How ListCollection Maintains the Invariant
ListCollection enforces the list invariant through:
1. Constructor Reindexing
Any input is immediately reindexed:
// Associative array gets reindexed
$list = new ListCollection(['a' => 1, 'b' => 2, 'c' => 3]);
var_dump($list->all());
// [0 => 1, 1 => 2, 2 => 3]
// Non-sequential keys get reindexed
$list = new ListCollection([5 => 'a', 10 => 'b', 15 => 'c']);
var_dump($list->all());
// [0 => 'a', 1 => 'b', 2 => 'c']
See ListCollection.php:20-24 where the constructor calls array_values() to reindex.
2. Automatic Reindexing After Mutations
Operations that remove elements trigger reindexing:
$list = new ListCollection(['a', 'b', 'c']);
// Keys: [0 => 'a', 1 => 'b', 2 => 'c']
unset($list[1]); // Remove 'b'
// Automatically reindexed to: [0 => 'a', 1 => 'c']
Learn more about automatic reindexing in the Reindexing guide.
3. Blocked Methods
Methods that would break the invariant are blocked:
$list = new ListCollection([1, 2, 3]);
// ❌ These throw BadMethodCallException
$list->flip(); // Would create [1 => 0, 2 => 1, 3 => 2]

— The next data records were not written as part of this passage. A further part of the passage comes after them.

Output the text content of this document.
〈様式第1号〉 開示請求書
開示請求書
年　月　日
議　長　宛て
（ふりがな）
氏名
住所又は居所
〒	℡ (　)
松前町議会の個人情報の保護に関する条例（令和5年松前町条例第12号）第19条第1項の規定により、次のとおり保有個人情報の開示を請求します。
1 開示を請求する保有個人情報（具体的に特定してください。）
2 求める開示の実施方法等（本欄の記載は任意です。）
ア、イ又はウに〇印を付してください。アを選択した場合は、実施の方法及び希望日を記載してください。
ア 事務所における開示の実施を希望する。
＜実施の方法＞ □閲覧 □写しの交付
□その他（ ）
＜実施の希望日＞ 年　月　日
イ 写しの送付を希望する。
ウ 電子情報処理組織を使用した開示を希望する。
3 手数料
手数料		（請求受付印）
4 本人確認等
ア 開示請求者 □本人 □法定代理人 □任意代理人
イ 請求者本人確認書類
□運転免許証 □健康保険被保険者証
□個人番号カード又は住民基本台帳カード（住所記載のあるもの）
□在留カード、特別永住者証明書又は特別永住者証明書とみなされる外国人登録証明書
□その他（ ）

$list->keyBy('id'); // Would create associative keys
$list->groupBy('type'); // Would create nested associative structure
When to Use ListCollection vs Collection
Use ListCollection when:
- Working with ordered sequences (e.g., items in a queue, API response arrays)
- Serializing to JSON arrays for frontend consumption
- Keys don’t carry semantic meaning (position is what matters)

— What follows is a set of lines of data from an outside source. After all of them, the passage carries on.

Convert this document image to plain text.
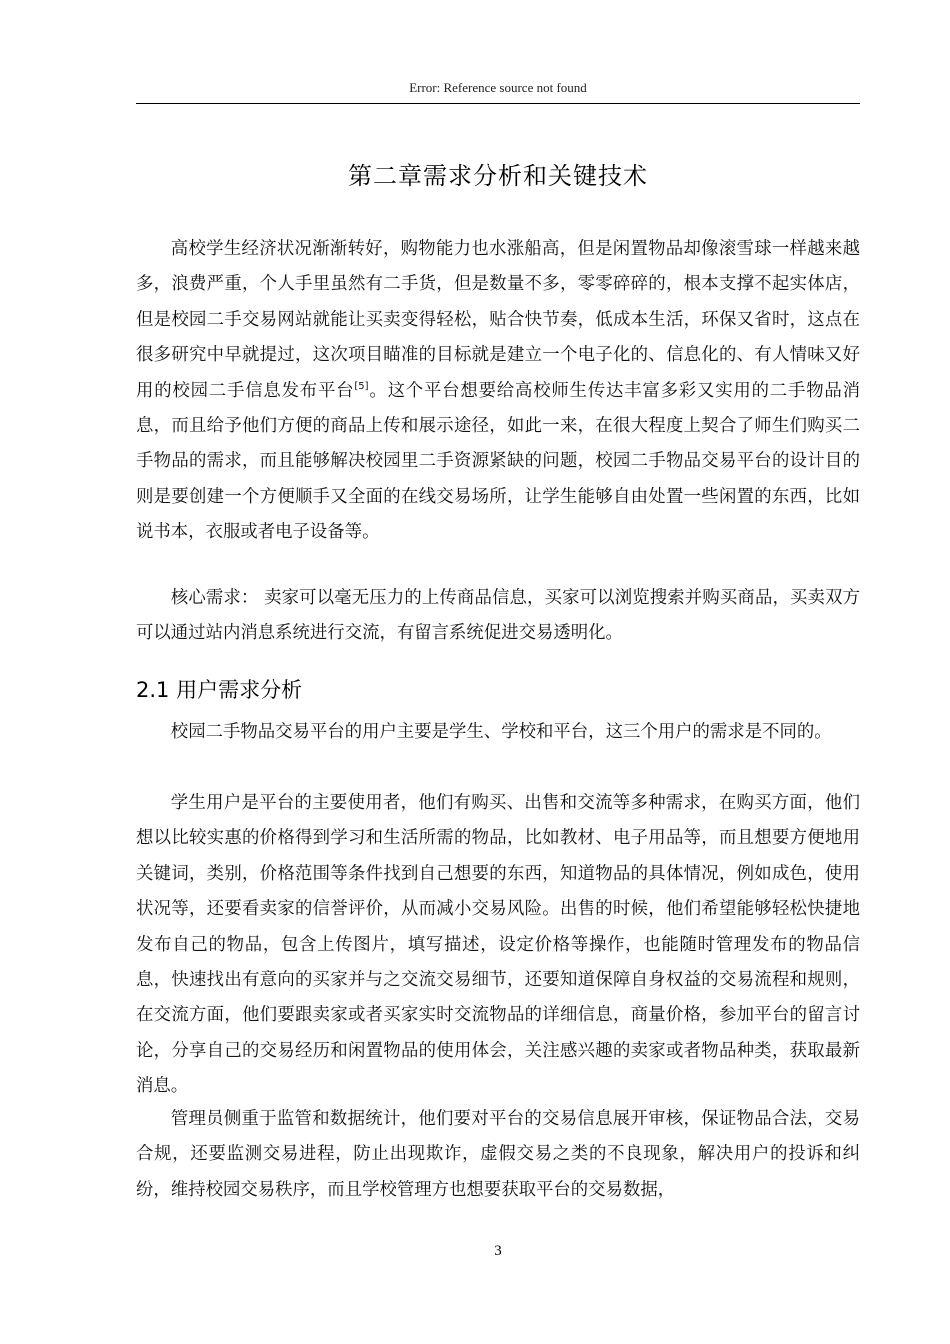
Error: Reference source not found
第二章需求分析和关键技术

高校学生经济状况渐渐转好，购物能力也水涨船高，但是闲置物品却像滚雪球一样越来越多，浪费严重，个人手里虽然有二手货，但是数量不多，零零碎碎的，根本支撑不起实体店，但是校园二手交易网站就能让买卖变得轻松，贴合快节奏，低成本生活，环保又省时，这点在很多研究中早就提过，这次项目瞄准的目标就是建立一个电子化的、信息化的、有人情味又好用的校园二手信息发布平台[5]。这个平台想要给高校师生传达丰富多彩又实用的二手物品消息，而且给予他们方便的商品上传和展示途径，如此一来，在很大程度上契合了师生们购买二手物品的需求，而且能够解决校园里二手资源紧缺的问题，校园二手物品交易平台的设计目的则是要创建一个方便顺手又全面的在线交易场所，让学生能够自由处置一些闲置的东西，比如说书本，衣服或者电子设备等。

核心需求： 卖家可以毫无压力的上传商品信息，买家可以浏览搜索并购买商品，买卖双方可以通过站内消息系统进行交流，有留言系统促进交易透明化。

2.1 用户需求分析

校园二手物品交易平台的用户主要是学生、学校和平台，这三个用户的需求是不同的。

学生用户是平台的主要使用者，他们有购买、出售和交流等多种需求，在购买方面，他们想以比较实惠的价格得到学习和生活所需的物品，比如教材、电子用品等，而且想要方便地用关键词，类别，价格范围等条件找到自己想要的东西，知道物品的具体情况，例如成色，使用状况等，还要看卖家的信誉评价，从而减小交易风险。出售的时候，他们希望能够轻松快捷地发布自己的物品，包含上传图片，填写描述，设定价格等操作，也能随时管理发布的物品信息，快速找出有意向的买家并与之交流交易细节，还要知道保障自身权益的交易流程和规则，在交流方面，他们要跟卖家或者买家实时交流物品的详细信息，商量价格，参加平台的留言讨论，分享自己的交易经历和闲置物品的使用体会，关注感兴趣的卖家或者物品种类，获取最新消息。

管理员侧重于监管和数据统计，他们要对平台的交易信息展开审核，保证物品合法，交易合规，还要监测交易进程，防止出现欺诈，虚假交易之类的不良现象，解决用户的投诉和纠纷，维持校园交易秩序，而且学校管理方也想要获取平台的交易数据，

3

- Interfacing with systems that expect array indices
Use regular Collection when:
- Keys have semantic meaning (e.g., user ID → user object)

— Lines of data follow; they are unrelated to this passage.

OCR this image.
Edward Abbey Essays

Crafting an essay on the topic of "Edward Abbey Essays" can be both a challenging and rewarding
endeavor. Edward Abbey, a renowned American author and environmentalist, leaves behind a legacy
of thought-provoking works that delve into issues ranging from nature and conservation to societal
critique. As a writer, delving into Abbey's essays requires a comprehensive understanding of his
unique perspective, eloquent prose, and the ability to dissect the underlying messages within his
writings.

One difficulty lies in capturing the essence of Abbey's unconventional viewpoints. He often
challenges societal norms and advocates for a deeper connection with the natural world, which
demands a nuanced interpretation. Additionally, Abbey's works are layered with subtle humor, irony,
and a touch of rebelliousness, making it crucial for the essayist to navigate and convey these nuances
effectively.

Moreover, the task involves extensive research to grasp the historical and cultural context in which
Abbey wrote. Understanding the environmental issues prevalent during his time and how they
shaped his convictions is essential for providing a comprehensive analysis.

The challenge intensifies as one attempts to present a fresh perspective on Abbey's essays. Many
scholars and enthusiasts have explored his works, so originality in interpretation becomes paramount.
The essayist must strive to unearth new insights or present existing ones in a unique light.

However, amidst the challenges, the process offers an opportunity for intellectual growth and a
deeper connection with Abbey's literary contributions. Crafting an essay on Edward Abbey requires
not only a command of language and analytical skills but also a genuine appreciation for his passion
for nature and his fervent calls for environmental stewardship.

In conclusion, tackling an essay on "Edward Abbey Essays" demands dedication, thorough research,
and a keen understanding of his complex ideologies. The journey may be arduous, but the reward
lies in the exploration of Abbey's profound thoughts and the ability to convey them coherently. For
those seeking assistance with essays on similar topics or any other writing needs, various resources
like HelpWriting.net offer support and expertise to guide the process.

- You need to group, index, or organize data by custom keys
- Maintaining original keys is important
- Working with associative data structures
Example: From Collection to ListCollection
Here’s how data transforms when moving from Collection to ListCollection:
// Start with a regular Collection with meaningful keys
$users = collect([
'john' => ['name' => 'John', 'age' => 30],
'jane' => ['name' => 'Jane', 'age' => 25],
'bob' => ['name' => 'Bob', 'age' => 35],
]);
// Convert to ListCollection - keys are discarded, only values remain
$userList = new ListCollection($users);
var_dump($userList->all());
// [
// 0 => ['name' => 'John', 'age' => 30],
// 1 => ['name' => 'Jane', 'age' => 25],
// 2 => ['name' => 'Bob', 'age' => 35],
// ]
// Now safe to serialize to JSON array
echo $userList->toJson();
// [{"name":"John","age":30},{"name":"Jane","age":25},{"name":"Bob","age":35}]
When converting from Collection to ListCollection, original keys are permanently lost. Make sure you don’t need those keys before converting.